Why is OpenAi API more expensive for non -English -speaking languages

How can it be that the sentence "Hello world" Two tokens in English and 12 Hindi tokens? — How can the expression “Hello World” have two tokens in English and 12 Hindi tokens?

After publication My recent article on how to estimate the cost of the OpenAi API, I received an interesting comment that someone had noticed that the OPENAI API is much more expensive in other languages, such as those using Chinese, Japanese or Korean characters (CJK), than in English.

Commentary of a reader on my recent article on how to estimate the cost of the OpenAi API with the Tiktoken library — Commentary of a reader on my recent article on how to estimate the cost of the OpenAi API with the `tiktoken` library

I was not aware of this problem, but I quickly realized that it is an active research field: at the beginning of this year, an article called “Tokenizers of the language model introduced the injustice between the “Petrov et al languages”. (2) have shown that the “same text translated into different languages can have considerably different Tokenization duration, with differences up to 15 times in some cases. “”

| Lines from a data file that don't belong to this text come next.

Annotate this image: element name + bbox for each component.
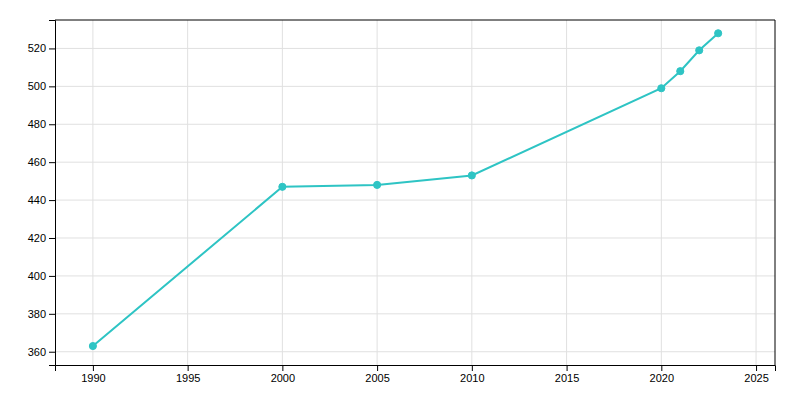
y-axis: 360 380 400 420 440 460 480 500 520 bbox=[28, 21, 56, 366]
tick-label: 420 bbox=[28, 232, 46, 244]
grid-line bbox=[55, 200, 775, 201]
tick-mark bbox=[188, 365, 189, 371]
tick: 360 bbox=[28, 346, 55, 358]
tick: 2015 bbox=[555, 365, 579, 384]
tick-label: 360 bbox=[28, 346, 46, 358]
tick: 400 bbox=[28, 270, 55, 282]
tick-mark bbox=[49, 48, 55, 49]
tick-mark bbox=[377, 365, 378, 371]
tick-label: 2005 bbox=[365, 372, 389, 384]
tick-label: 440 bbox=[28, 194, 46, 206]
tick-mark bbox=[49, 352, 55, 353]
tick-mark bbox=[567, 365, 568, 371]
tick-mark bbox=[49, 314, 55, 315]
grid-line bbox=[187, 20, 188, 365]
grid-line bbox=[55, 48, 775, 49]
tick: 1990 bbox=[81, 365, 105, 384]
tick-mark bbox=[49, 200, 55, 201]
tick-mark bbox=[49, 238, 55, 239]
marker bbox=[468, 172, 475, 179]
axis-line bbox=[56, 366, 776, 372]
frame-line bbox=[775, 20, 776, 365]
tick-label: 380 bbox=[28, 308, 46, 320]
tick: 420 bbox=[28, 232, 55, 244]
tick-mark bbox=[661, 365, 662, 371]
line bbox=[93, 33, 718, 346]
tick-label: 2020 bbox=[650, 372, 674, 384]
tick-mark bbox=[49, 276, 55, 277]
tick: 380 bbox=[28, 308, 55, 320]
grid-line bbox=[55, 237, 775, 238]
tick-label: 1990 bbox=[81, 372, 105, 384]
tick: 460 bbox=[28, 156, 55, 168]
grid-line bbox=[661, 20, 662, 365]
grid-line bbox=[566, 20, 567, 365]
marks bbox=[89, 30, 721, 350]
tick-mark bbox=[93, 365, 94, 371]
grid-line bbox=[55, 275, 775, 276]
grid-line bbox=[55, 313, 775, 314]
tick: 440 bbox=[28, 194, 55, 206]
grid bbox=[55, 20, 775, 365]
plot: 1990 1995 2000 2005 2010 2015 2020 2025 360 380 40… bbox=[28, 20, 776, 384]
chart: 1990 1995 2000 2005 2010 2015 2020 2025 360 380 40… bbox=[0, 0, 800, 400]
grid-line bbox=[377, 20, 378, 365]
marker bbox=[89, 342, 96, 349]
grid-line bbox=[55, 124, 775, 125]
tick-label: 460 bbox=[28, 156, 46, 168]
tick: 1995 bbox=[176, 365, 200, 384]
tick-mark bbox=[49, 124, 55, 125]
tick-mark bbox=[472, 365, 473, 371]
x-axis: 1990 1995 2000 2005 2010 2015 2020 2025 bbox=[56, 365, 776, 384]
grid-line bbox=[471, 20, 472, 365]
tick: 520 bbox=[28, 42, 55, 54]
marker bbox=[715, 30, 722, 37]
grid-line bbox=[92, 20, 93, 365]
tick-label: 1995 bbox=[176, 372, 200, 384]
grid-line bbox=[756, 20, 757, 365]
tick: 480 bbox=[28, 118, 55, 130]
grid-line bbox=[55, 162, 775, 163]
tick-label: 520 bbox=[28, 42, 46, 54]
grid-line bbox=[55, 351, 775, 352]
tick-label: 2000 bbox=[271, 372, 295, 384]
tick-label: 2025 bbox=[744, 372, 768, 384]
marker bbox=[374, 181, 381, 188]
marker bbox=[658, 85, 665, 92]
tick-mark bbox=[282, 365, 283, 371]
tick: 2005 bbox=[365, 365, 389, 384]
tick-label: 2010 bbox=[460, 372, 484, 384]
tick-label: 400 bbox=[28, 270, 46, 282]
axis-line bbox=[49, 21, 56, 366]
tick-mark bbox=[756, 365, 757, 371]
grid-line bbox=[55, 86, 775, 87]
marker bbox=[677, 68, 684, 75]
tick-label: 2015 bbox=[555, 372, 579, 384]
tick: 500 bbox=[28, 80, 55, 92]
marker bbox=[696, 47, 703, 54]
tick-mark bbox=[49, 86, 55, 87]
grid-line bbox=[282, 20, 283, 365]
frame-line bbox=[55, 20, 775, 21]
tick: 2000 bbox=[271, 365, 295, 384]
tick: 2010 bbox=[460, 365, 484, 384]
marker bbox=[279, 183, 286, 190]
tick: 2020 bbox=[650, 365, 674, 384]
tick-label: 480 bbox=[28, 118, 46, 130]
tick: 2025 bbox=[744, 365, 768, 384]
tick-label: 500 bbox=[28, 80, 46, 92]
tick-mark bbox=[49, 162, 55, 163]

As recycling, tokenization is the process of dividing a text into a list of tokens, which are common sequences of characters in a text.

The difference in token length is a problem because The OPENAI API is billed in units of 1,000 tokens. So, if you have up to 15 times more tokens in a comparable text, this will result in 15 times the costs of the API.

Experience: number of tokens in different languages

Trafions The phrase “Hello World” in Japanese (こんにちは世界) and let’s transcribe it into Hindi (हैलो हैलो). When we token new sentences with the cl100k_base Tokenzer used in OPENAI GPT models, we get the following results (you can find the Code I used for these experiences at the end of this article):

Number of letters and tokens (cl100k_base) for the sentence "Hello world" In English, Japanese and Hindi — Number of letters and tokens (`cl100k_base`) For the “Hello World” sentence in English, Japanese and Hindi

From the above graph, we can make two interesting observations:

The number of letters for this sentence is the highest in English and the lowest in Hindi, but the number of resulting tokens is the lowest in English but the highest in Hindi.
In Hindi, there are more tokens than there are letters.

How can it happen?

Fundamental

To understand why we find ourselves with more tokens for the same sentence in languages other than English, we must review two fundamental concepts of coding of bytes and unicode pairs.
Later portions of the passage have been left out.